Однако за этими словами следовали другие слова, которые никак не согласовывались с предыдущими, и тем более с поступками.
Правда, Вельшингер пишет по этому поводу следующее: «Я лично пытался найти следы этого покаяния в протоколе заседания, но ничего не нашел. Вероятно, если сей факт имел место, то он произошел без шума, и редактор протокола не принял его в расчет. Как бы то ни было, но министр иностранных дел официально потребовал от имени Европы осудить маршала Нея». И далее вполне справедливо заключает: «Все это – наиболее очевидное доказательство иностранного вмешательства в наши политические дела в 1815 году. Оно казалось тем более очевидным, что министр, выступающий таким образом, еще являлся атташе, два месяца до этого, находясь на русской службе, и, казалось, что император Александр говорил его устами»9.

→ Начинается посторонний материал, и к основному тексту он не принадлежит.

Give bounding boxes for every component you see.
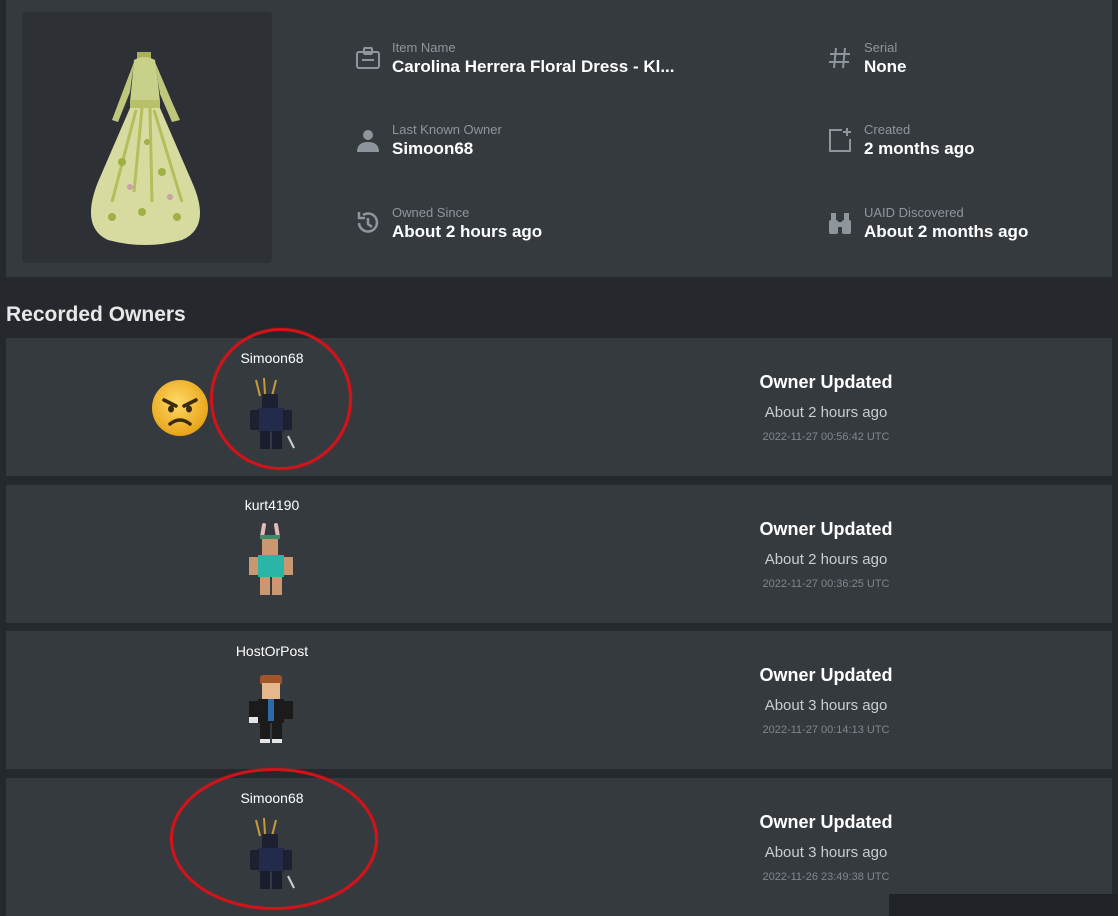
history-icon bbox=[357, 212, 379, 233]
uaid-label: UAID Discovered bbox=[864, 205, 964, 220]
angry-face-emoji bbox=[152, 380, 208, 436]
uaid-value: About 2 months ago bbox=[864, 222, 1029, 241]
owned-since-label: Owned Since bbox=[392, 205, 470, 220]
serial-value: None bbox=[864, 57, 907, 76]
calendar-plus-icon bbox=[829, 128, 851, 152]
owner-row: kurt4190 Owner Updated About 2 hours ago… bbox=[6, 485, 1112, 623]
event-title: Owner Updated bbox=[759, 372, 893, 392]
field-owned-since: Owned Since About 2 hours ago bbox=[354, 205, 542, 243]
item-thumbnail bbox=[22, 12, 272, 263]
corner-overlay bbox=[889, 894, 1118, 916]
owned-since-value: About 2 hours ago bbox=[392, 222, 543, 241]
red-circle-annotation bbox=[170, 768, 378, 910]
event-relative-time: About 3 hours ago bbox=[764, 697, 888, 714]
event-timestamp: 2022-11-27 00:14:13 UTC bbox=[762, 724, 890, 736]
event-relative-time: About 2 hours ago bbox=[764, 551, 888, 568]
owner-username[interactable]: HostOrPost bbox=[172, 643, 372, 659]
field-item-name: Item Name Carolina Herrera Floral Dress … bbox=[354, 40, 675, 78]
last-owner-label: Last Known Owner bbox=[392, 122, 502, 137]
owner-row: HostOrPost Owner Updated About 3 hours a… bbox=[6, 631, 1112, 769]
event-timestamp: 2022-11-27 00:56:42 UTC bbox=[762, 431, 890, 443]
owner-avatar[interactable] bbox=[238, 523, 308, 603]
binoculars-icon bbox=[829, 213, 851, 234]
item-name-label: Item Name bbox=[392, 40, 456, 55]
event-timestamp: 2022-11-26 23:49:38 UTC bbox=[762, 871, 890, 883]
last-owner-value[interactable]: Simoon68 bbox=[392, 138, 502, 160]
dress-image bbox=[90, 52, 200, 245]
event-relative-time: About 2 hours ago bbox=[764, 404, 888, 421]
created-value: 2 months ago bbox=[864, 139, 975, 158]
recorded-owners-heading: Recorded Owners bbox=[6, 303, 186, 326]
id-card-icon bbox=[356, 47, 380, 69]
field-last-owner: Last Known Owner Simoon68 bbox=[354, 122, 502, 160]
event-title: Owner Updated bbox=[759, 812, 893, 832]
owner-avatar[interactable] bbox=[238, 669, 308, 749]
field-serial: Serial None bbox=[826, 40, 907, 78]
person-icon bbox=[357, 130, 379, 152]
item-summary-card: Item Name Carolina Herrera Floral Dress … bbox=[6, 0, 1112, 277]
owner-row: Simoon68 Owner Updated About 2 hours ago… bbox=[6, 328, 1112, 476]
event-title: Owner Updated bbox=[759, 519, 893, 539]
field-uaid-discovered: UAID Discovered About 2 months ago bbox=[826, 205, 1028, 243]
hash-icon bbox=[829, 47, 850, 69]
created-label: Created bbox=[864, 122, 911, 137]
item-name-value: Carolina Herrera Floral Dress - Kl... bbox=[392, 57, 675, 76]
event-timestamp: 2022-11-27 00:36:25 UTC bbox=[762, 578, 890, 590]
event-title: Owner Updated bbox=[759, 665, 893, 685]
field-created: Created 2 months ago bbox=[826, 122, 975, 160]
serial-label: Serial bbox=[864, 40, 898, 55]
event-relative-time: About 3 hours ago bbox=[764, 844, 888, 861]
owner-username[interactable]: kurt4190 bbox=[172, 497, 372, 513]
red-circle-annotation bbox=[210, 328, 352, 470]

На следующий день после известных Ордонансов короля от 24 июля, произошла довольно любопытная сцена между русским царем и представителем короля бароном Витролем, секретарем Совета министров. Александр I попросил некоторые разъяснения о проскрипционных списках и проявил неудовольствие. «Я выразил Его величеству, - сообщает нам Витроль, - свое удивление тем, что я должен защищать перед ним меру, которую не приняли по своей воле, если бы мы не были сдавлены инсинуациями, а также настоятельными просьбами союзников». Александр ответил: «Я порицаю не саму меру. Я считаю необходимым убедиться в вашем будущем и узнать о подавлении такой гнусной измены»10.

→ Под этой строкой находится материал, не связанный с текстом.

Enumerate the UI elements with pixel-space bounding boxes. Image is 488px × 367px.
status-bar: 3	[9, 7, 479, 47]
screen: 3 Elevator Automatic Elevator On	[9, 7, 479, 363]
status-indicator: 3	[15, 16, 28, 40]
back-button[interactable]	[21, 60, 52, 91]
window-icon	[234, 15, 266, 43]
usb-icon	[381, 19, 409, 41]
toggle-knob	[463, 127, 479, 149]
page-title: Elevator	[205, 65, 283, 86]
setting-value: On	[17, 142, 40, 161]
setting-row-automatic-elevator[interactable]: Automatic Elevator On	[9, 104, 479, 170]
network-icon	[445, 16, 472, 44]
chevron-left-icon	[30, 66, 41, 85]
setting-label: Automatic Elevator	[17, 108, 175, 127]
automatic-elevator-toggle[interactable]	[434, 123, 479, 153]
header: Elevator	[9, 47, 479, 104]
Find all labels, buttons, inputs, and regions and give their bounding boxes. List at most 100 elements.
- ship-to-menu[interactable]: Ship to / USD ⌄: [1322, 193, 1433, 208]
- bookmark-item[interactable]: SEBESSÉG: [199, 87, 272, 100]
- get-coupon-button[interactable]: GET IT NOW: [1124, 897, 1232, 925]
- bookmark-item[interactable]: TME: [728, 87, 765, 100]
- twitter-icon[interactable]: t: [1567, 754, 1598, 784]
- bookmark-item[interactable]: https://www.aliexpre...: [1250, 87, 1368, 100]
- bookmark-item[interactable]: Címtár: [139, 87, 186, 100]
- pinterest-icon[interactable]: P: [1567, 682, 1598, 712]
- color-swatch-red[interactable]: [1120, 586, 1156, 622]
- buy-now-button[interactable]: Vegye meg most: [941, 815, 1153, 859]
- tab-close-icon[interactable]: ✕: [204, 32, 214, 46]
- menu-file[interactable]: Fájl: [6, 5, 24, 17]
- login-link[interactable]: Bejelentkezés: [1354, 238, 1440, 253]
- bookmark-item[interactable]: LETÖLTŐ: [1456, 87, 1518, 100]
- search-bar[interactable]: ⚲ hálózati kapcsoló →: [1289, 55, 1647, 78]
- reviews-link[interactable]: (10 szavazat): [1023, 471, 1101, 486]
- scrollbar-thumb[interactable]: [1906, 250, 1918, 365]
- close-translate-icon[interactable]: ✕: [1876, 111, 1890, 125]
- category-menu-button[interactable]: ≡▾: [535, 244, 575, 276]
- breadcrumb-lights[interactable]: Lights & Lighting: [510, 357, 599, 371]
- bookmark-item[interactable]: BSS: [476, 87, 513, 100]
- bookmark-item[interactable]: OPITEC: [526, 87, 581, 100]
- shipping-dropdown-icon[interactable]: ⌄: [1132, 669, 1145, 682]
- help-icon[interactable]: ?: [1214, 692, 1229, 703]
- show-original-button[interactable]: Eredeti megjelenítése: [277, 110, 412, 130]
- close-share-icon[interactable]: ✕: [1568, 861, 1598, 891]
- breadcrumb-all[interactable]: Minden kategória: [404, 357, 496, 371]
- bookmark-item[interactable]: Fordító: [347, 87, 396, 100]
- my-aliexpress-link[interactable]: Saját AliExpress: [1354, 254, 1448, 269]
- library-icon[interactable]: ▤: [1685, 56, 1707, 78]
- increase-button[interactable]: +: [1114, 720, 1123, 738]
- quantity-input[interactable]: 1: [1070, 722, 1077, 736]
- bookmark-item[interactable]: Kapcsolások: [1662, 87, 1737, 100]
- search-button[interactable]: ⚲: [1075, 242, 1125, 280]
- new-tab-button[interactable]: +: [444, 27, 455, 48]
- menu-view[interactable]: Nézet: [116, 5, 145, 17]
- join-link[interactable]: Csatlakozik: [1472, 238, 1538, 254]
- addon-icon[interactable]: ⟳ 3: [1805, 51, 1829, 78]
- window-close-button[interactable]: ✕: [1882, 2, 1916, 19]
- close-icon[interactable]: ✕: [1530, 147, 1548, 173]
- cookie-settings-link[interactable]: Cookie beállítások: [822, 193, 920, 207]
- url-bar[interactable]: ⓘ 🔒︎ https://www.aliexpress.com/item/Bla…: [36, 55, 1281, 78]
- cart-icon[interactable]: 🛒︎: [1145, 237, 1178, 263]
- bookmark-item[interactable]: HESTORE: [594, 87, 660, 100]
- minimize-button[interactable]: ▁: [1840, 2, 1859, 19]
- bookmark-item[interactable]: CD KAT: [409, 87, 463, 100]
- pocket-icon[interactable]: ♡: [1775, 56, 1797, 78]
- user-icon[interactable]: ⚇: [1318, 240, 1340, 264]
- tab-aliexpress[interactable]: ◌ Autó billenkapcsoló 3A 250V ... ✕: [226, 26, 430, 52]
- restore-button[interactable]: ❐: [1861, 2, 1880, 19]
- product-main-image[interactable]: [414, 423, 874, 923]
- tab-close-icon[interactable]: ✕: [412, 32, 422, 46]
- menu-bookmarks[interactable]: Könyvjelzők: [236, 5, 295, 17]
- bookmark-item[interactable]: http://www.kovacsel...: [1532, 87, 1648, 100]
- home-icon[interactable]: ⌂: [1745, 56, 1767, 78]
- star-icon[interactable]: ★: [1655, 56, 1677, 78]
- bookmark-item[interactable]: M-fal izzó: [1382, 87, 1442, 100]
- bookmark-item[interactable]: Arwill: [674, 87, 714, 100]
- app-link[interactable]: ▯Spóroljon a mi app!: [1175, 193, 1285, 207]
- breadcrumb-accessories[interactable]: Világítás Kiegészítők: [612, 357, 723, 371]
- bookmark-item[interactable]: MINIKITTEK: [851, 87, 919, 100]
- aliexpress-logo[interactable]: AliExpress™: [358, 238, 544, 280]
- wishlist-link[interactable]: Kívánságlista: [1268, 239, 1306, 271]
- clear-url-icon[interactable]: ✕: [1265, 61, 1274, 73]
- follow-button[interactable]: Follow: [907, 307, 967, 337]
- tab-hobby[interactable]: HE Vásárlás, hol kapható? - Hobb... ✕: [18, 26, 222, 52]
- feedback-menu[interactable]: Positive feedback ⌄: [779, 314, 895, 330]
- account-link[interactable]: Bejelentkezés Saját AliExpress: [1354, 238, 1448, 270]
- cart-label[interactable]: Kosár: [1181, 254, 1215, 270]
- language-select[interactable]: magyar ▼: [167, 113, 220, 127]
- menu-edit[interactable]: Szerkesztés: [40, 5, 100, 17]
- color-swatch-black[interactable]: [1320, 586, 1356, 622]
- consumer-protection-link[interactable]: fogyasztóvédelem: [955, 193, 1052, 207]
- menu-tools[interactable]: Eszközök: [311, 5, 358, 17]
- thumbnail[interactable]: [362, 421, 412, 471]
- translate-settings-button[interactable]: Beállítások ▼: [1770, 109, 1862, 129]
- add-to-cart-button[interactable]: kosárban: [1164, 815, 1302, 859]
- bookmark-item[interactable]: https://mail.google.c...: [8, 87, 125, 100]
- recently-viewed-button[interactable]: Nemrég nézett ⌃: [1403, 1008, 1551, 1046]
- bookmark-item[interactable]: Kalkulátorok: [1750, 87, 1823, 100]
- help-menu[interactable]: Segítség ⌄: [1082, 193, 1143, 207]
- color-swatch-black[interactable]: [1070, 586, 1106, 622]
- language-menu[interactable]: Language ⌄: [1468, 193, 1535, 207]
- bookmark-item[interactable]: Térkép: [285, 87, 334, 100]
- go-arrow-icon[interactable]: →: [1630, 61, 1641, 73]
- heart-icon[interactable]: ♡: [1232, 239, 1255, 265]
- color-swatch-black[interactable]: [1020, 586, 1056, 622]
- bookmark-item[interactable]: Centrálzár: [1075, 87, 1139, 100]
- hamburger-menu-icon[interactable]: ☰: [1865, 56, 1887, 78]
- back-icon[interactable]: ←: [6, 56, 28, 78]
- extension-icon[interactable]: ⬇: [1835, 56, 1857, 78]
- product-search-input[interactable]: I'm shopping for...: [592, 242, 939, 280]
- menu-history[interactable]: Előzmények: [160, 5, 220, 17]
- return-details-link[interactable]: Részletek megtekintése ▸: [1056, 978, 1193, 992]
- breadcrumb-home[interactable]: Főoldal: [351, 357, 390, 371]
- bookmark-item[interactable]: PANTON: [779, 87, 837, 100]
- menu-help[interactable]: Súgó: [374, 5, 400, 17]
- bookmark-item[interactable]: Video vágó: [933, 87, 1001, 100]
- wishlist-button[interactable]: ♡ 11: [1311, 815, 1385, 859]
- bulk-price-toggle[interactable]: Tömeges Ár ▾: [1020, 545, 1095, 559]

Таким образом, по признанию Витроля, проскрипционные меры были навязаны и признаны необходимыми самими союзниками! Понятно желание Витроля спустя годы свалить вину за проскрипции на союзников, однако нет никакого сомнения в том, что и сами роялисты, получив бразды правления после более чем 25-летнего мытарства по европейским дворам, и более чем когда-либо ожесточенные против собственного народа, Наполеона и его сподвижников, проявили огромное желание любым способом покарать неугодных. Конечно, нельзя не согласиться с тем, что союзники, будучи победителями, имели огромное влияние и давление на короля, который, наоборот, не имел ни права, ни сил сопротивляться их желаниям. Будучи хоть и не злобливым, но гордым человеком, Людовик XVIII должен был страдать от этого «гнусного вмешательства»11.

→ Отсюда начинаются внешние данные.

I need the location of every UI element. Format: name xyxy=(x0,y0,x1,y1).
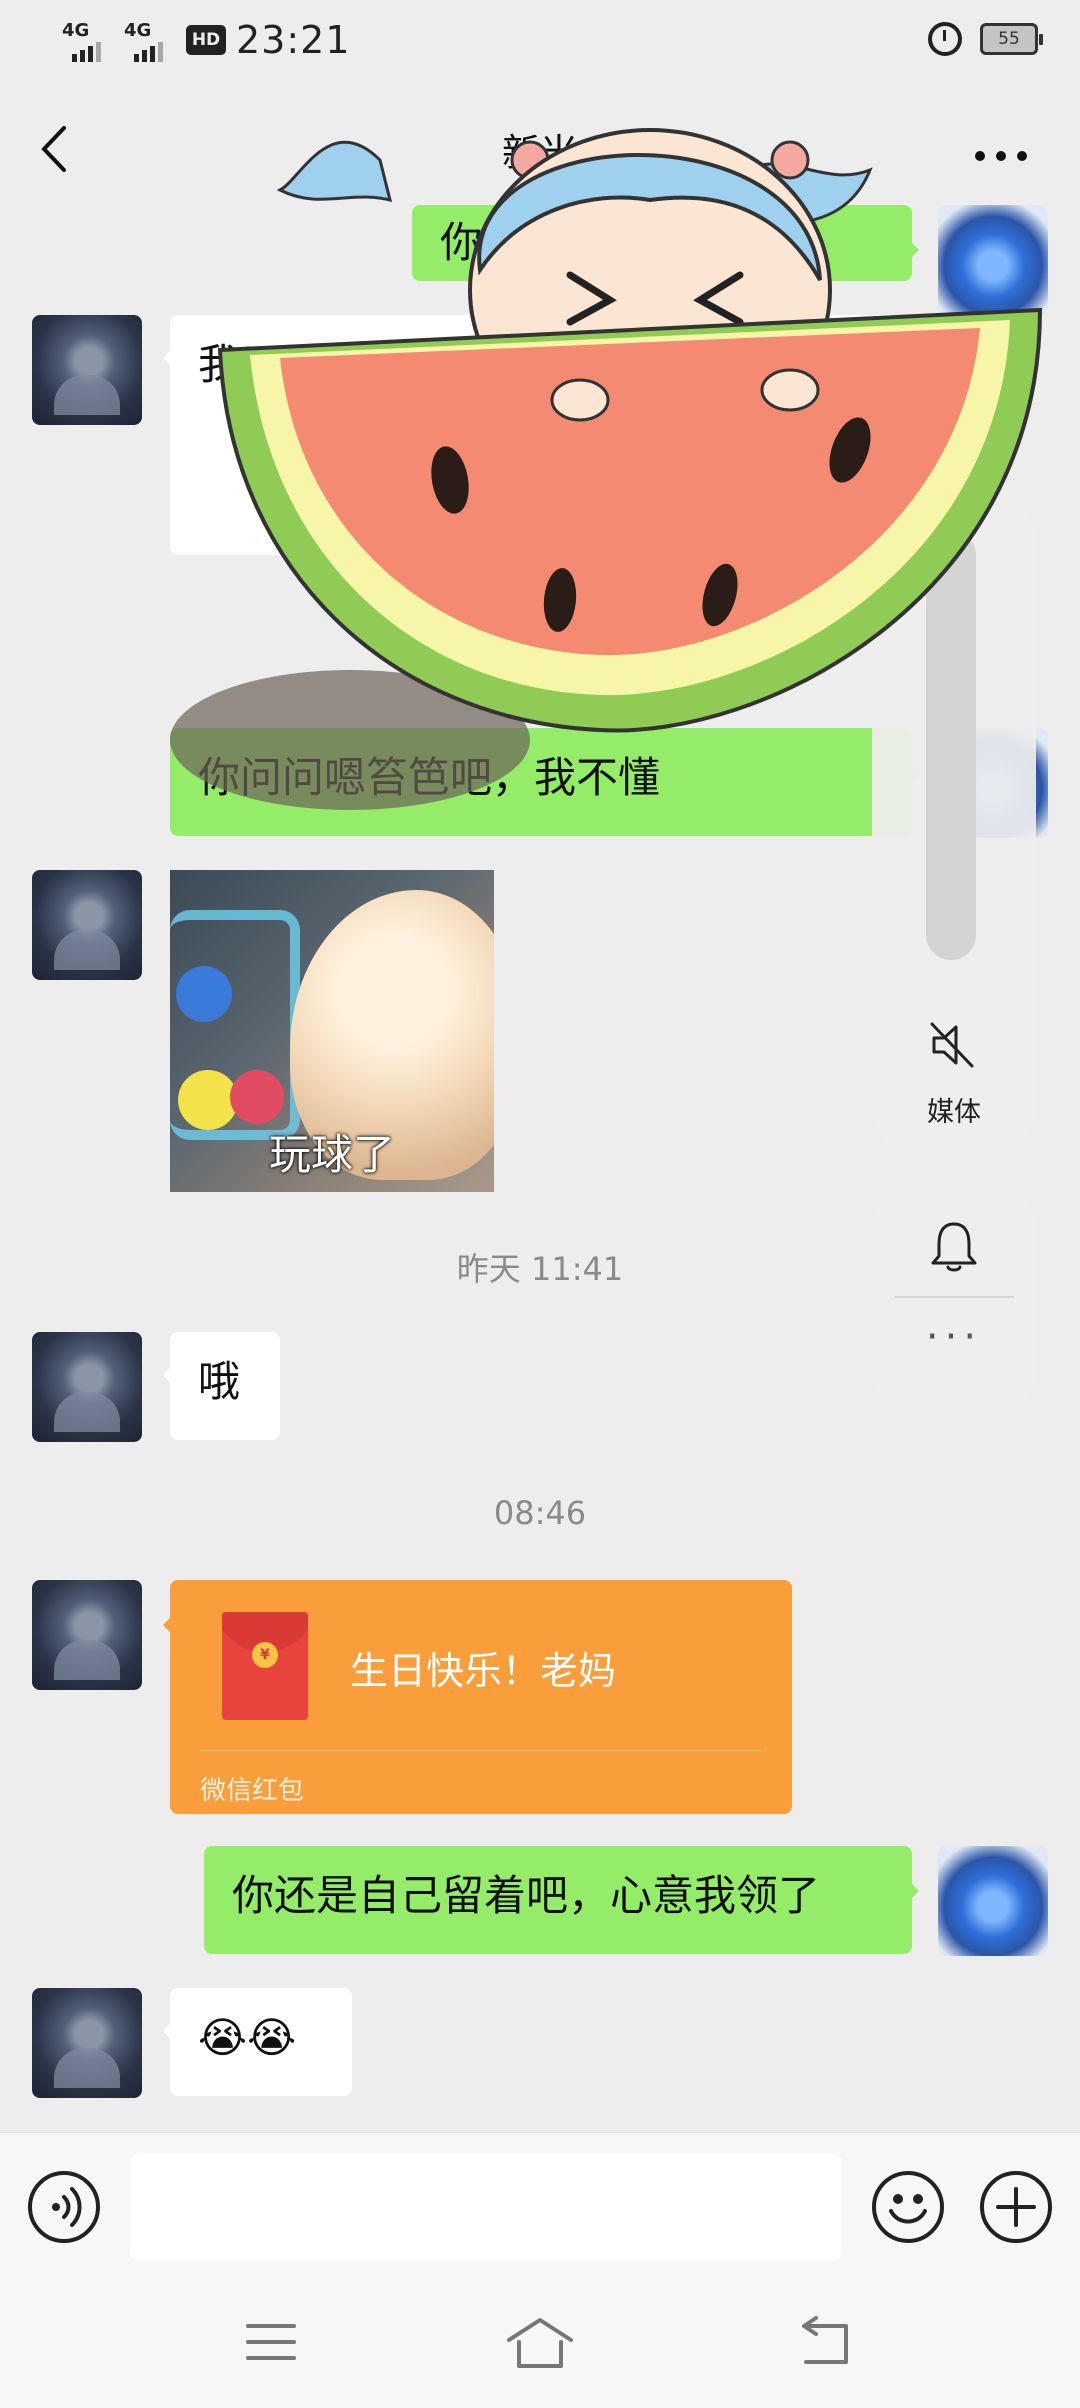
system-nav-bar xyxy=(0,2282,1080,2408)
status-clock: 23:21 xyxy=(236,18,351,62)
cat-sticker-image[interactable]: 玩球了 xyxy=(170,870,494,1192)
ringer-panel: ··· xyxy=(872,1190,1036,1412)
alarm-icon xyxy=(928,22,962,56)
more-actions-button[interactable] xyxy=(980,2171,1052,2243)
toy-ball xyxy=(230,1070,284,1124)
message-text: 你自己搭？ xyxy=(440,218,651,267)
message-bubble-sent[interactable]: 你自己搭？ xyxy=(412,205,919,281)
my-avatar[interactable] xyxy=(938,1846,1048,1956)
volume-more-button[interactable]: ··· xyxy=(872,1317,1036,1357)
message-bubble-sent[interactable]: 你还是自己留着吧，心意我领了 xyxy=(204,1846,919,1954)
network-type-1: 4G xyxy=(62,20,90,41)
message-text: 你还是自己留着吧，心意我领了 xyxy=(232,1871,821,1920)
contact-avatar[interactable] xyxy=(32,315,142,425)
message-text: 我只是看着上一下了挡着物 xyxy=(198,340,703,389)
yuan-coin-icon: ¥ xyxy=(252,1642,278,1668)
smiley-icon xyxy=(889,2194,927,2224)
contact-avatar[interactable] xyxy=(32,870,142,980)
network-type-2: 4G xyxy=(124,20,152,41)
battery-icon: 55 xyxy=(980,23,1043,55)
hd-voice-icon: HD xyxy=(186,25,226,55)
message-text: 😭😭 xyxy=(198,2013,297,2062)
voice-wave-icon xyxy=(52,2187,82,2227)
red-envelope-icon: ¥ xyxy=(222,1612,308,1720)
message-bubble-received[interactable]: 😭😭 xyxy=(163,1988,352,2096)
recent-apps-menu-icon[interactable] xyxy=(236,2312,306,2372)
chat-title: 新米 xyxy=(501,131,578,175)
emoji-button[interactable] xyxy=(872,2171,944,2243)
red-packet-title: 生日快乐！老妈 xyxy=(350,1649,617,1693)
volume-panel: 媒体 xyxy=(872,500,1036,1150)
home-icon[interactable] xyxy=(505,2312,575,2372)
message-bubble-sent[interactable]: 你问问嗯笞笆吧，我不懂 xyxy=(170,728,919,836)
media-label: 媒体 xyxy=(927,1097,981,1128)
signal-icon-2: 4G xyxy=(124,20,176,62)
chat-header: 新米 xyxy=(0,82,1080,214)
sticker-caption: 玩球了 xyxy=(268,1130,395,1179)
status-right: 55 xyxy=(928,22,1043,56)
message-text: 哦 xyxy=(198,1357,241,1406)
red-packet-card[interactable]: ¥ 生日快乐！老妈 微信红包 xyxy=(163,1580,792,1814)
speaker-muted-icon[interactable] xyxy=(928,1020,978,1070)
status-bar: 4G 4G HD 23:21 55 xyxy=(0,0,1080,82)
my-avatar[interactable] xyxy=(938,205,1048,315)
toy-ball xyxy=(176,966,232,1022)
back-arrow-icon[interactable] xyxy=(790,2312,860,2372)
media-volume-slider[interactable] xyxy=(926,530,976,960)
more-options-button[interactable] xyxy=(974,134,1028,164)
message-text: 你问问嗯笞笆吧，我不懂 xyxy=(198,753,661,802)
contact-avatar[interactable] xyxy=(32,1332,142,1442)
message-bubble-received[interactable]: 我只是看着上一下了挡着物 xyxy=(163,315,912,555)
voice-input-button[interactable] xyxy=(28,2171,100,2243)
input-bar xyxy=(0,2132,1080,2282)
bell-icon[interactable] xyxy=(928,1218,980,1274)
plus-icon xyxy=(996,2187,1036,2227)
contact-avatar[interactable] xyxy=(32,1988,142,2098)
ringer-divider xyxy=(894,1296,1014,1298)
red-packet-label: 微信红包 xyxy=(200,1776,305,1806)
timestamp: 08:46 xyxy=(493,1494,587,1532)
signal-icon-1: 4G xyxy=(62,20,114,62)
message-input[interactable] xyxy=(130,2153,842,2261)
contact-avatar[interactable] xyxy=(32,1580,142,1690)
status-left: 4G 4G HD 23:21 xyxy=(62,18,351,62)
message-bubble-received[interactable]: 哦 xyxy=(163,1332,280,1440)
more-dots-icon xyxy=(975,151,1027,161)
red-packet-divider xyxy=(200,1750,762,1751)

Однако язык экстремистов, учинивших по всей Франции так называемый «белый террор», отвечал чаяниям союзников. Союзники, ощущающие себя хозяевами страны, вели себя в высшей степени надменно; высшие чины упрекали министров и даже самого короля за то, что те неспособны со всей суровостью наказать за предательство, разрушившее трон и потрясшее Францию. Высшие чины союзников требовали от короля и его правительства гарантий, что меч правосудия обрушится на головы тех, кто совершил преступления против короны, Франции и Европы. По словам барона Витроля, «иностранные министры, а также правители при любом случае призывали всех к этому, и даже короля, которого это смущало. В конце концов ситуация дошла до того, что граф Поццо ди Борго и другие министры в категоричной форме заявили нам от имени своих монархов: если они получат доказательства, что мы не можем покарать тех, кто вероломно предал мир в Европе и поставил Францию на волосок от гибели, они сами осуществят правосудие; что они схватят для отправки в Сибирь все тех, о ком было известно, что он принял участие в этом грандиозном покушении, и что если мы не можем объявить их вне закона, они изгонят их из Европы». И что же Витроль? Находит ли он нужные слова в ответ на столь наглые угрозы европейских монархов? Находит: «Не следует больше колебаться!»12. Это был призыв к действию и роялистская партия больше не проявляет колебания!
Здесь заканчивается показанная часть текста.